A conic section is a curve obtained as the intersection of a cone with a plane. You can obtain different kinds of conic sections depending on the position of the intersecting plane with respect to the cone and by the angle (β) made by it with the vertical axis of the cone.

Conic section consists of those points whose distances to some point (called **focus**) and some line (called **directrix**) are in a fixed ratio, called the **eccentricity**. Three types of conic section are:

- Parabola
- Ellipse
- Hyperbola

### Parabola

A parabola is the set of all points in a plane that are equidistant from a fixed line and a fixed point in the plane. The fixed line is called the directrix of the parabola and the fixed point F is called the focus. A line through the focus and perpendicular to the directrix is called the axis of the parabola.

**Standard Equation**

y^{2} = 4ax; Focus is at F(a,0) and directrix x=-a.

**Latus Rectum**

Latus rectum of a parabola is a line segment perpendicular to the axis of the parabola, through the focus and whose end points lie on the parabola.

Length of the latus rectum = 4a

### Ellipse

An ellipse is the set of all points in a plane, the sum of whose distances from two fixed points in the plane is a constant. The two fixed points are called the foci of the ellipse. The mid point of the line segment joining the foci is called the centre of the ellipse. The line segment through the foci of the ellipse is called the major axis and the line segment through the centre and perpendicular to the major axis is called the minor axis. The end points of the major axis are called the vertices of the ellipse.

Length of the major axis = 2a

Length of the minor axis = 2b

**Standard Equation**

x^{2}/a^{2} + y^{2}/b^{2} = 1

**Latus Rectum**

Latus rectum of an ellipse is a line segment perpendicular to the major axis through any of the foci and whose end points lie on the ellipse.

Length of latus rectum = 2b^{2}/a

**Eccentricity**

The eccentricity of an ellipse is the ratio between the distances from the centre of the ellipse to one of the foci and to one of the vertices of the ellipse.

### Hyperbola

A hyperbola is the set of all points in a plane, the difference of whose distances from two fixed points in the plane is a constant.
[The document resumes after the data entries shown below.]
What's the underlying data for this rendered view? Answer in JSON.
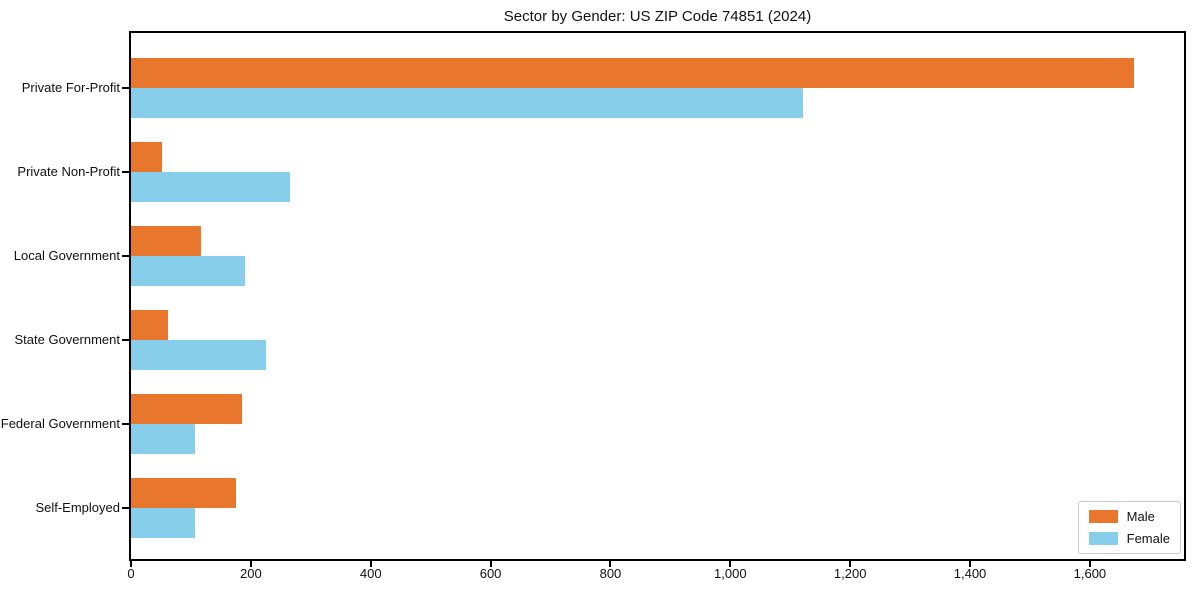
{
  "title": "Sector by Gender: US ZIP Code 74851 (2024)",
  "chart_data": {
    "type": "bar",
    "orientation": "horizontal",
    "title": "Sector by Gender: US ZIP Code 74851 (2024)",
    "xlabel": "",
    "ylabel": "",
    "categories": [
      "Private For-Profit",
      "Private Non-Profit",
      "Local Government",
      "State Government",
      "Federal Government",
      "Self-Employed"
    ],
    "series": [
      {
        "name": "Male",
        "color": "#E8762D",
        "values": [
          1673,
          51,
          117,
          61,
          186,
          175
        ]
      },
      {
        "name": "Female",
        "color": "#87CEEB",
        "values": [
          1122,
          266,
          190,
          225,
          107,
          107
        ]
      }
    ],
    "xlim": [
      0,
      1757
    ],
    "xticks": [
      0,
      200,
      400,
      600,
      800,
      1000,
      1200,
      1400,
      1600
    ],
    "xtick_labels": [
      "0",
      "200",
      "400",
      "600",
      "800",
      "1,000",
      "1,200",
      "1,400",
      "1,600"
    ],
    "grid": false,
    "legend_position": "lower right",
    "background": "#ffffff",
    "spine_color": "#000000"
  }
}
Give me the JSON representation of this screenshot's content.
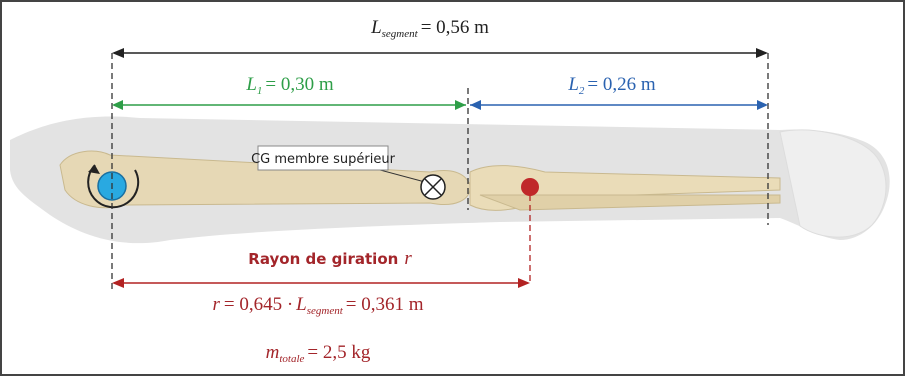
{
  "labels": {
    "segment_length": {
      "symbol": "L",
      "subscript": "segment",
      "value": "= 0,56 m"
    },
    "l1": {
      "symbol": "L",
      "subscript": "1",
      "value": "= 0,30 m"
    },
    "l2": {
      "symbol": "L",
      "subscript": "2",
      "value": "= 0,26 m"
    },
    "cg": "CG membre supérieur",
    "gyration_title": {
      "text": "Rayon de giration",
      "symbol": "r"
    },
    "gyration_formula": {
      "symbol": "r",
      "factor": "= 0,645 ·",
      "l_symbol": "L",
      "l_subscript": "segment",
      "value": "= 0,361 m"
    },
    "mass": {
      "symbol": "m",
      "subscript": "totale",
      "value": "= 2,5 kg"
    }
  }
}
The two fixed points are called the foci of the hyperbola. The mid-point of the line segment joining the foci is called the centre of the hyperbola. The line through the foci is called the transverse axis and the line through the centre and perpendicular to the transverse axis is called the conjugate axis. The points at which the hyperbola intersects the transverse axis are called the vertices of the hyperbola.

**Standard Equation**

x^{2}/a^{2} - y^{2}/b^{2} = 1

**Latus Rectum**

Latus rectum of hyperbola is a line segment perpendicular to the transverse axis through any of the foci and whose end points lie on the hyperbola.

Length of latus rectum = 2b^{2}/a

**Eccentricity**

The eccentricity of a hyperbola is the ratio of the distances from the centre of the hyperbola to one of the foci and to one of the vertices of the hyperbola.